The state’s evaluation plan included surveys, state-wide listening sessions, in-depth community member interviews, and spatial analysis. With access to a diverse toolkit, the evaluators were able to collect rich quantitative and qualitative data that created a comprehensive picture of the intervention’s public impact. As an evaluator nerd, nothing is better than understanding our network from a big picture. I love examining the relationships among student chapters, partner agencies, food donors, FRV accounts, financial donors, Board of Directors, and alumni - that is what makes us a network for food recovery! Managing a diverse evaluation strategy can be challenging, but rewarding.

3. Create unity

The presence of goals and diversity creates unity. A unified evaluation strategy is what I witnessed in the webinar. Their big picture produced rich understanding of the status quo of the state’s intervention and the future trajectory of the program. As I continue my time at FRN, I strive to connect our FTFs, End of Semester surveys, partner agency surveys, food donor surveys, and other evaluation measures to paint our big picture.

The Massachusetts Food is Medicine State webinar was a valuable experience; it allowed me to connect with fellow evaluators and professionals in the food system to understand a program’s effectiveness and impact. Qualitative and quantitative evaluation creates a goal-driven, diverse and unified strategy that produces the clearest picture of a program’s success and defines how to move forward in the most effective way.

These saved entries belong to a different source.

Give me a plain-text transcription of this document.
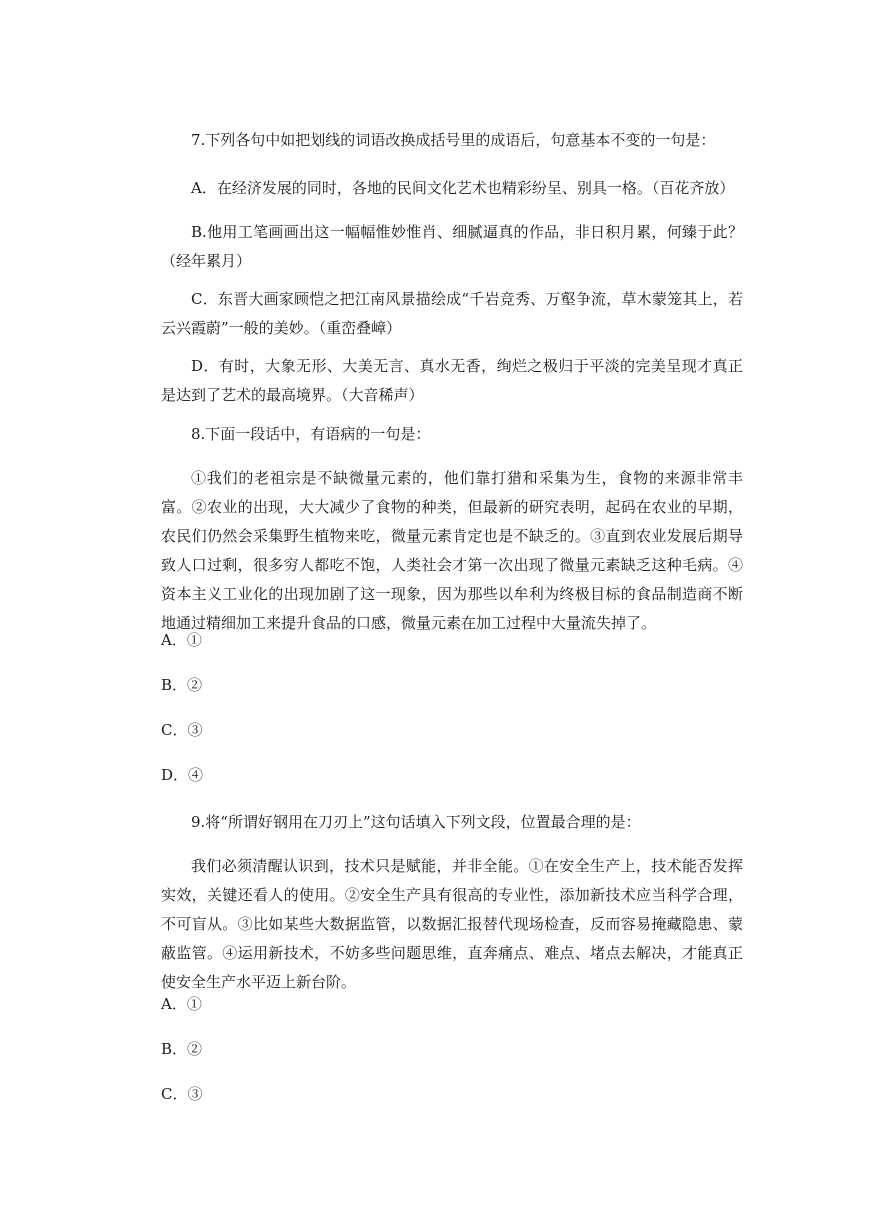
7.下列各句中如把划线的词语改换成括号里的成语后，句意基本不变的一句是：

A．在经济发展的同时，各地的民间文化艺术也精彩纷呈、别具一格。（百花齐放）

B.他用工笔画画出这一幅幅惟妙惟肖、细腻逼真的作品，非日积月累，何臻于此？（经年累月）

C．东晋大画家顾恺之把江南风景描绘成“千岩竞秀、万壑争流，草木蒙笼其上，若云兴霞蔚”一般的美妙。（重峦叠嶂）

D．有时，大象无形、大美无言、真水无香，绚烂之极归于平淡的完美呈现才真正是达到了艺术的最高境界。（大音稀声）

8.下面一段话中，有语病的一句是：

①我们的老祖宗是不缺微量元素的，他们靠打猎和采集为生，食物的来源非常丰富。②农业的出现，大大减少了食物的种类，但最新的研究表明，起码在农业的早期，农民们仍然会采集野生植物来吃，微量元素肯定也是不缺乏的。③直到农业发展后期导致人口过剩，很多穷人都吃不饱，人类社会才第一次出现了微量元素缺乏这种毛病。④资本主义工业化的出现加剧了这一现象，因为那些以牟利为终极目标的食品制造商不断地通过精细加工来提升食品的口感，微量元素在加工过程中大量流失掉了。

A．①

B．②

C．③

D．④

9.将“所谓好钢用在刀刃上”这句话填入下列文段，位置最合理的是：

我们必须清醒认识到，技术只是赋能，并非全能。①在安全生产上，技术能否发挥实效，关键还看人的使用。②安全生产具有很高的专业性，添加新技术应当科学合理，不可盲从。③比如某些大数据监管，以数据汇报替代现场检查，反而容易掩藏隐患、蒙蔽监管。④运用新技术，不妨多些问题思维，直奔痛点、难点、堵点去解决，才能真正使安全生产水平迈上新台阶。

A．①

B．②

C．③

As I reflect on how I can incorporate the webinar’s lessons into my workflow, I am inspired by the message Evan Ponchick, co-founder of FRN, shared with FRN National during our professional development series. Evan recounted his experience building the University of Maryland chapter and one of the stories involved his evaluation of the food recovery data. After reviewing the spreadsheets and communicating with the dining hall, he discovered that there was still food left to recover! He and his chapter used the data to revise their recovery model. Fast forward to 2019, University of Maryland recently celebrated their 250,000th pounds recovered; a massive milestone! Because of the effective use of evaluation measures, we as a network can enjoy chapters’ creative strategies to fight waste and feed people.

I challenge you to identify one action where you can use evaluation to enhance your creation!